Szymski G X, Albazzaz A N, Funaki B, Rosenblum J D, Hackworth C A, Zernich B W, Leef J A
Department of Radiology, University of Chicago, IL 60637, USA.
Radiology. 1997 Dec;205(3):669-73. doi: 10.1148/radiology.205.3.9393519.
To evaluate percutaneous placement of pull-type gastrostomy tubes that has traditionally necessitated endoscopic guidance.
From September 1995 through March 1997, 63 pull-type gastrostomy tubes were placed in 64 patients. Retrograde catheterization of the esophagus was performed through the stomach. Then the gastrostomy tube was pulled through from the mouth into the stomach.
Gastrostomy tube placement was successful in 63 (98%) of 64 patients in 65 attempts. One procedure was stopped when the patient reported chest pain after gastric insufflation, and a second placement attempt was initially unsuccessful. Major complications occurred in three (5%) patients: exit site infection necessitating tube removal (n = 2) and prolonged bleeding necessitating transfusion (n = 1). Minor complications occurred in six (9%) patients: failure of placement (n = 2), exit site infection (n = 1), leakage around the tube (n = 1), tube migration (n = 1), and inadvertent tube removal (n = 1). There were no cases of peritonitis, tract disruption, or gastrostomy-related death.
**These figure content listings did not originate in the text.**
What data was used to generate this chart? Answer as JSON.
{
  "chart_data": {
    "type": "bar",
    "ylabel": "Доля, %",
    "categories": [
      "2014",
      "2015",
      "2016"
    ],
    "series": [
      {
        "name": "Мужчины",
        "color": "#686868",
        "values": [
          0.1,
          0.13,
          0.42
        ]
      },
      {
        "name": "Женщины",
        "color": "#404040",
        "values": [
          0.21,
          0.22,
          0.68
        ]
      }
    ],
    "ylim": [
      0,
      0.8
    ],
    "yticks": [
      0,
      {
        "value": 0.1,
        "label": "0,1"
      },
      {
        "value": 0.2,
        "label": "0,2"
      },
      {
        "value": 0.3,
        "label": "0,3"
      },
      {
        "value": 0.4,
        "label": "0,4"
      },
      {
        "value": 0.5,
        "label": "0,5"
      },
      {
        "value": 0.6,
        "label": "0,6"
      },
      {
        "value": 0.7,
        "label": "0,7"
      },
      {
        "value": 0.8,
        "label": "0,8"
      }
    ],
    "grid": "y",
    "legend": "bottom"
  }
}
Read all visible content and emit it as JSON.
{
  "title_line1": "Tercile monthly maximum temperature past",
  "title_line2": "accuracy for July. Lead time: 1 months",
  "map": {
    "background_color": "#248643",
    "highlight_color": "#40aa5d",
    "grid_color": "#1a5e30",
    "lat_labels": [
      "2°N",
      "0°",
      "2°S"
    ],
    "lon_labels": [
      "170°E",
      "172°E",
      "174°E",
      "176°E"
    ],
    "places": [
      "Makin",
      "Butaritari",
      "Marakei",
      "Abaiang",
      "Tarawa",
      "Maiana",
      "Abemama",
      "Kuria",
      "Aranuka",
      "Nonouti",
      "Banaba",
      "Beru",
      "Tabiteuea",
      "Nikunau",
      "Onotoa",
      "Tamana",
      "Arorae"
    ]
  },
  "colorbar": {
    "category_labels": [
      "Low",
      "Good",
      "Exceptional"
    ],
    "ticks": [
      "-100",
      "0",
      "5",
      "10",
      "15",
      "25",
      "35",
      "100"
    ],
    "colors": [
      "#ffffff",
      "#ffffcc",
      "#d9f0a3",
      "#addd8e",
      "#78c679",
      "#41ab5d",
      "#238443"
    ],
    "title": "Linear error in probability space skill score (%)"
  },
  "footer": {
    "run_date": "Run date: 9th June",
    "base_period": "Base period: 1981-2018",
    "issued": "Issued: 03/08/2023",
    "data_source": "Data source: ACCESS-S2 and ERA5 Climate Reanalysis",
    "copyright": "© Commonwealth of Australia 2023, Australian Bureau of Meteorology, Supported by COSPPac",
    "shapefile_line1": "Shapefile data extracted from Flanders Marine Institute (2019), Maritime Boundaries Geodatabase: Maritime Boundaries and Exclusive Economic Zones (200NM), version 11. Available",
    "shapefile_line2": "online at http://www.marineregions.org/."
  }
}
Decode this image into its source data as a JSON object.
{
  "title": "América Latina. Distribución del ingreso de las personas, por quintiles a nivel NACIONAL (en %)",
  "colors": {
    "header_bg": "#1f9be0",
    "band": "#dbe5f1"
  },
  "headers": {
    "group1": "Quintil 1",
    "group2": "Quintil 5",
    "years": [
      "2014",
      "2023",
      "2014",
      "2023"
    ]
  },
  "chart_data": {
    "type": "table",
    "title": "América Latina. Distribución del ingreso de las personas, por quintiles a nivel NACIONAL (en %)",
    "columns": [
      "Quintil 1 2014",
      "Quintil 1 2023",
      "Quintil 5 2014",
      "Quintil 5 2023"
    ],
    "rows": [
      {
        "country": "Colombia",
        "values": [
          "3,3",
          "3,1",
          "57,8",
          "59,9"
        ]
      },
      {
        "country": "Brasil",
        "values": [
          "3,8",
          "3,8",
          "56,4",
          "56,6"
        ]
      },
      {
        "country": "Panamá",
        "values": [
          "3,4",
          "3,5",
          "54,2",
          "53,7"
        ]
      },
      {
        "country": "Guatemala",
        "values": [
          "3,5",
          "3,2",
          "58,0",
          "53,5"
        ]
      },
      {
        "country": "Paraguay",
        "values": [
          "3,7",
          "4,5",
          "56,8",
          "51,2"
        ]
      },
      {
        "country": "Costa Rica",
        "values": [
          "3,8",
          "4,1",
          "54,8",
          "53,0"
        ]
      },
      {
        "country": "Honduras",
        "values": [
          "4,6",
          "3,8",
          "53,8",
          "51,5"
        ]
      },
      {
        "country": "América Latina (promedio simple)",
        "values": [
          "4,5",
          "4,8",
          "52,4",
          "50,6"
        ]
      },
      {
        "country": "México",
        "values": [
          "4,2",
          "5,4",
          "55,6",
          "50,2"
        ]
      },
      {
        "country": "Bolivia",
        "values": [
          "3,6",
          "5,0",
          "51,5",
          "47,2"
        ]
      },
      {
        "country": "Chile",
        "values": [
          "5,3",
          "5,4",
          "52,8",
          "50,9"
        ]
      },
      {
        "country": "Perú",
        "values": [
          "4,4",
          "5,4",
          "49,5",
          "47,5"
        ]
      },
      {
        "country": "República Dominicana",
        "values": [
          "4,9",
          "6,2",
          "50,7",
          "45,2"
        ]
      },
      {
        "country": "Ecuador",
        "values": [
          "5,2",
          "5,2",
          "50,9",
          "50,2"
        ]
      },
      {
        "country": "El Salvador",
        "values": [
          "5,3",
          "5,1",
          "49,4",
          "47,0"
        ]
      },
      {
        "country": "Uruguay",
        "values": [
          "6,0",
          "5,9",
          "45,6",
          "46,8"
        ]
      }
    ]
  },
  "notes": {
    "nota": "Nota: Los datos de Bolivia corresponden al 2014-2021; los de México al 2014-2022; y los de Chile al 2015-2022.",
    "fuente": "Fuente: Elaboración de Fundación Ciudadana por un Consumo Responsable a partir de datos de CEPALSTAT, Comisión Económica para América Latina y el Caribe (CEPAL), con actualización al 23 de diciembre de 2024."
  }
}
Percutaneous placement of a pull-type gastrostomy tube was performed with a minimum risk of tract disruption and peritonitis. The tube was safely and effectively placed by radiologists.
评估经皮置入拉式胃造瘘管的方法,传统上该操作需要内镜引导。
1995年9月至1997年3月,64例患者置入了63根拉式胃造瘘管。经胃进行食管逆行插管。然后将胃造瘘管从口腔拉入胃内。
65次尝试中,64例患者中有63例(98%)成功置入胃造瘘管。1例患者在胃充气后出现胸痛,手术停止,第二次置入尝试最初未成功。3例(5%)患者发生主要并发症:出口部位感染需要拔管(n = 2),出血延长需要输血(n = 1)。6例(9%)患者发生轻微并发症:置入失败(n = 2)、出口部位感染(n = 1)、管周渗漏(n = 1)、管移位(n = 1)和意外拔管(n = 1)。无腹膜炎、通道破裂或胃造瘘相关死亡病例。
经皮置入拉式胃造瘘管时通道破裂和腹膜炎风险最低。放射科医生安全有效地置入了胃造瘘管。